His chin crumples before he starts to cry. His mom hustles over, apologizing to me, which means she probably doesn’t know what I said, but Alexis gives me a weird look, which means she probably does.
So this is who I’ve become, someone who picks fights with toddlers.
I return my attention to the computer, scrolling through All_BS’s words: the tiny spark, the mighty flame. Screw your courage to the sticking place. The little kid is now sobbing from the safety of his mother’s lap. I feel ashamed, but the shame has forced some clarity upon me: I can keep picking small fights, or brave the big one.
Time to screw my courage. Or go down trying.
In quick succession, I send two messages. The first is to Harry Kang, asking him what kind of information I’d need to track someone down, because all this becoming All_BS’s buddy does me no good unless I can find out who he is.
The second is to All_BS:
I’m ready. I want to take the next steps. Will you help me?
As soon as I hit send on the second message, my anger, my angst, my self-pity disappears, leaving only a calm and steely resolve. I wonder if this was how Meg felt.
The little kid has stopped crying and is now staring at me resentfully with his tearstained face. I look back at him and smile.
26
It doesn’t take All_BS long to reply to my message, though he doesn’t respond in the way I expected him to: by sending me the same files I believe he sent Meg. Instead, what I get is a message quoting Martin Luther King Jr. “Faith is taking the first step even when you can’t see the whole staircase.” To it he adds: You’ve already taken the first step in deciding. After that comes a link leading to a sort of directory with all these options: pills, poisoning, gunshot, asphyxiation, strangulation, drowning, carbon monoxide, jumping, hanging. When you click on each one, there is a detailed—and I mean detailed—list of pros and cons, as well as statistics listing success rates of each method. This is similar to the document I first found encrypted in Meg’s trash, but not the same.

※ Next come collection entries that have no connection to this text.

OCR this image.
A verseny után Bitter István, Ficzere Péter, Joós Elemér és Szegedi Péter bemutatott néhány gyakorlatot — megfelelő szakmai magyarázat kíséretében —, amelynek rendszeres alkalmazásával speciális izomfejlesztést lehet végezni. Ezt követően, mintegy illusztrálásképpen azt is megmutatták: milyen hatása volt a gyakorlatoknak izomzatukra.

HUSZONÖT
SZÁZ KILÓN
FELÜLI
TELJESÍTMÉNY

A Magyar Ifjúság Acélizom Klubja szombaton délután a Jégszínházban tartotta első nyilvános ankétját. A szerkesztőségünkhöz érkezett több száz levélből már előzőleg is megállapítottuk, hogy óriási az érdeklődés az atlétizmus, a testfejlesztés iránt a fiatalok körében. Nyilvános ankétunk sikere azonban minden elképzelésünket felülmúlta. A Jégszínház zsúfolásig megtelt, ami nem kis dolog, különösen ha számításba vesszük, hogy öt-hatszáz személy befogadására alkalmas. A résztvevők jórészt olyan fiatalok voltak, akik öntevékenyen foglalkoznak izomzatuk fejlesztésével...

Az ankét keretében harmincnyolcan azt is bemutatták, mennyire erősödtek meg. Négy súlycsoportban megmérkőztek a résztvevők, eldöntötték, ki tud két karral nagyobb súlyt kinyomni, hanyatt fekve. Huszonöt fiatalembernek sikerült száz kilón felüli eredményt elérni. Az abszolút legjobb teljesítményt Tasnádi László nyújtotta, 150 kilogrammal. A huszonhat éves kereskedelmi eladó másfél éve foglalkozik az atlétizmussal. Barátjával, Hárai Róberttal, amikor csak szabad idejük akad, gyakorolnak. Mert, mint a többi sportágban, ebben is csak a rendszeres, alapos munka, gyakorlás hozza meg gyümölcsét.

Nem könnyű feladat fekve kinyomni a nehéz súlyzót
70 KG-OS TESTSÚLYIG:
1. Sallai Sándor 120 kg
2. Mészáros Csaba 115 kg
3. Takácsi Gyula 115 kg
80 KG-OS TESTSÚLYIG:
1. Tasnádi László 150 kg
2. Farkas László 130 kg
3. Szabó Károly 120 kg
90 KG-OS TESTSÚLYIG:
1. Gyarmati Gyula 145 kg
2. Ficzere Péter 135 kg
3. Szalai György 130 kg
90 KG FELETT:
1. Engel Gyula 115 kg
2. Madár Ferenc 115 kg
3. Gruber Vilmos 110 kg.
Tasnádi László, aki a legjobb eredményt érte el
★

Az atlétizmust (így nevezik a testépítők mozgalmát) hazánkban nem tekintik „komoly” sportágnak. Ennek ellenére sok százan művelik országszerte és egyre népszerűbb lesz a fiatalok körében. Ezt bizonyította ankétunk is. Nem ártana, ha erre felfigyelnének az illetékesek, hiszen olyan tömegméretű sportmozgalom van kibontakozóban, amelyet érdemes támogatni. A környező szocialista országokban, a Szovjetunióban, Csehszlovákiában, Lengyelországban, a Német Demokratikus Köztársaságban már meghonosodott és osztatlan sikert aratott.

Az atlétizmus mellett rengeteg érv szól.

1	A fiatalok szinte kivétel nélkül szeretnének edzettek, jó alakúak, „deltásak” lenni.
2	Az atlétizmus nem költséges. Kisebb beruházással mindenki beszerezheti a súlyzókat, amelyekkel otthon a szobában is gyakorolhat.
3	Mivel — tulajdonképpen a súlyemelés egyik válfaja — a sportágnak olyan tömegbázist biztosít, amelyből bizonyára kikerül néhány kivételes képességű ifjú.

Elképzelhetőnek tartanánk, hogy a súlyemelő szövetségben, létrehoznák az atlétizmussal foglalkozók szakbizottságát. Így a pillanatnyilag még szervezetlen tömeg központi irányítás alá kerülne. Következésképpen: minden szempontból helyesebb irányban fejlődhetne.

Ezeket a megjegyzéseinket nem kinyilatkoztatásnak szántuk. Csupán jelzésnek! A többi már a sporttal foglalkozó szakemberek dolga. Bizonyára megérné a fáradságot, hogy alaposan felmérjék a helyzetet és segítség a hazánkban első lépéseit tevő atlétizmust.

Over the next week, more messages come:
“If you realize that all things change, there is nothing you will try to hold on to. If you are not afraid of dying, there is nothing you cannot achieve.”—Lao-Tzu.
Do you know what that means? Letting go of the fear? Dying is not about ending something; it’s about beginning something. I keep thinking of the moniker you use: Repeat. It’s not accidental, I assume. But you realize, repeating is precisely what you’re doing. The same thing. It’s only when you’re willing to do something bold, different, that your life will truly change.
He’s proud of me. I can tell. Which makes me proud of myself. I know it shouldn’t. But it still does.
I keep waiting for him to ask for specifics. I’ve spent hours looking at the suicide shopping list, so, without intending to, I sort of planned how I might do it—or rather, I planned myself doing it as Meg did. Getting the fake business license. Ordering the poison. Having it delivered to one of those mailbox places. Writing a will. Packing up my room. Going to the bank to get a fifty-dollar bill for the maid’s tip. Composing an email. Setting it for delivery. Checking into a motel.
The information on the sites All_BS referred me to is so thorough that I know how it would feel to take the poison. The burning sensation in my throat, then my stomach; the tingling in my feet that would tell me it was starting to work; then the cramps, followed by coldness as the cyanosis kicked in.
I’ve imagined it so many times now, first with Meg, then with me, and it’s like how it always used to be, when I couldn’t tell one of us from the other—when I didn’t want to.